Tuesday, November 21, 2017

Early Friday Fragments

As one awful story of sexual harassment or assault after another goes public, I’m just gonna return to this post from 2011.  The Boy was unimaginably younger then, but the piece has aged fairly well.

Meanwhile, kudos to IHE’s alum Libby Nelson for her timely reminder that every new story isn’t just about men’s disappointing behavior; it’s also about courage in coming forward.  Amidst the flurry of new names, it’s helpful to remember that as gruesome as the process is, it may actually achieve something.


I’ve been trying to decide which policy idea, currently floating around Congress, is worse: turning Pell grants into loans for students who don’t finish a course of study in x years, or taxing graduate student tuition waivers as income.  It’s a tough call.

Turning Pell grants into loans after the fact is an awful idea.  Pell grants are means-tested pretty strictly; by definition, anybody who receives one isn’t exactly rolling in money.  And among the most common reasons for dropping out is desperate financial need.  Turning it into a loan effectively taxes being poor, which adds insult to injury.  As word spreads and the first folks get “past due” notices, I’d expect a devastating effect on enrollments at community colleges and other colleges with access missions.  That, in turn, will force program and campus closures (along with mass layoffs), thereby reducing the available options even for students who don’t receive Pell.  

(Question for folks who know tax law better than I do: there’s really no such thing as a retroactive loan, so wouldn’t Pell be considered a loan forgiven upon graduation?  And if it is, does the loan forgiveness upon graduation become taxable income?)

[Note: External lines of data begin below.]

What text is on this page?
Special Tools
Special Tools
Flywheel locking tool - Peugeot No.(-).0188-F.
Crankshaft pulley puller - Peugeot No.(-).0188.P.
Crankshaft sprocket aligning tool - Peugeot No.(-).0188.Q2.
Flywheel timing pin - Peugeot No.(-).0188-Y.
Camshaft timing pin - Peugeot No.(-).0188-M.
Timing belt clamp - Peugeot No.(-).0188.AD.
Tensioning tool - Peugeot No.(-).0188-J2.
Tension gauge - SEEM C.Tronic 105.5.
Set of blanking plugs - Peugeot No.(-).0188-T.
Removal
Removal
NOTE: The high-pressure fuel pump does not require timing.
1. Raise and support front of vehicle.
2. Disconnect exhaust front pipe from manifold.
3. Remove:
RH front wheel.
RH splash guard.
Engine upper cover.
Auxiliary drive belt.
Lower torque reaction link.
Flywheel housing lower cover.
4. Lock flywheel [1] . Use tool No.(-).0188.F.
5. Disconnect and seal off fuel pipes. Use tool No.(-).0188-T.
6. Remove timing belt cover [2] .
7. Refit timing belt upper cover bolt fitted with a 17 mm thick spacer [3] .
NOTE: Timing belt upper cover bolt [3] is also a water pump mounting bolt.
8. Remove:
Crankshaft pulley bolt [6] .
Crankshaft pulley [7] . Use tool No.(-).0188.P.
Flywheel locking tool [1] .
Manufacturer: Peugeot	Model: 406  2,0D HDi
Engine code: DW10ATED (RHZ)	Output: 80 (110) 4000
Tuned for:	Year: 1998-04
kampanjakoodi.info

As one would expect, the impact would be disparate along racial lines, too.  I’d expect those affected by the change to figure that out pretty quickly...

On the other hand, the #gradstudenttax is terrible in its own right.  As others have noted, it amounts to taxing a coupon.  Graduate student stipends, as a rule, tend to be quite modest; I had roommates all through grad school and drove some impressively busted beaters to prove it.  (I can still do a passable imitation of the sound the muffler made on my powder blue 1989 Toyota Tercel hatchback…) The dollar figure of the tuition waiver was higher than my income.  Taxing the waiver as income would have priced me right out of grad school.  

Now I’ll admit there’s some public policy justification for bringing the population of graduate students into closer alignment with what our higher ed ecosystem can support, especially in liberal arts fields, but this isn’t strategic or thoughtful rightsizing; it’s a financial massacre.  At least folks who haven’t started could avoid the whole thing; students halfway through long programs would be caught abruptly between the dog and the fire hydrant.  And I don’t imagine that many programs could simply double or triple their stipends to make up the difference.

To the extent that the United States wishes to remain economically vibrant, it needs highly educated people.  Yes, I know that one party considers higher education the domain of the other party, and it’s engaging in a sort of tribal warfare, but the damage would go far beyond annoying one party’s voters.  It would be a direct hit on one of our national strengths, for what amounts to a trivial amount of money.


I’m sending good wishes to my colleagues at Brookdale’s sister college, Essex County College.  It was just put on probation by Middle States, our regional accreditor, partially for issues outside of its control.  

Accreditation matters, but it’s a blunt instrument.  For all of the stages -- warnings, probation, “show cause” -- at its core, it’s a binary variable: yay or nay.  Sending good vibes to the folks at Essex who are just trying to do the right thing, even when circumstances make it difficult.  They’ve been through a lot over the last few years, and this won’t help.  


Happy Thanksgiving to my wise and worldly readers.  There’s something civilized about a holiday built around reflection and gratitude.  Enjoy.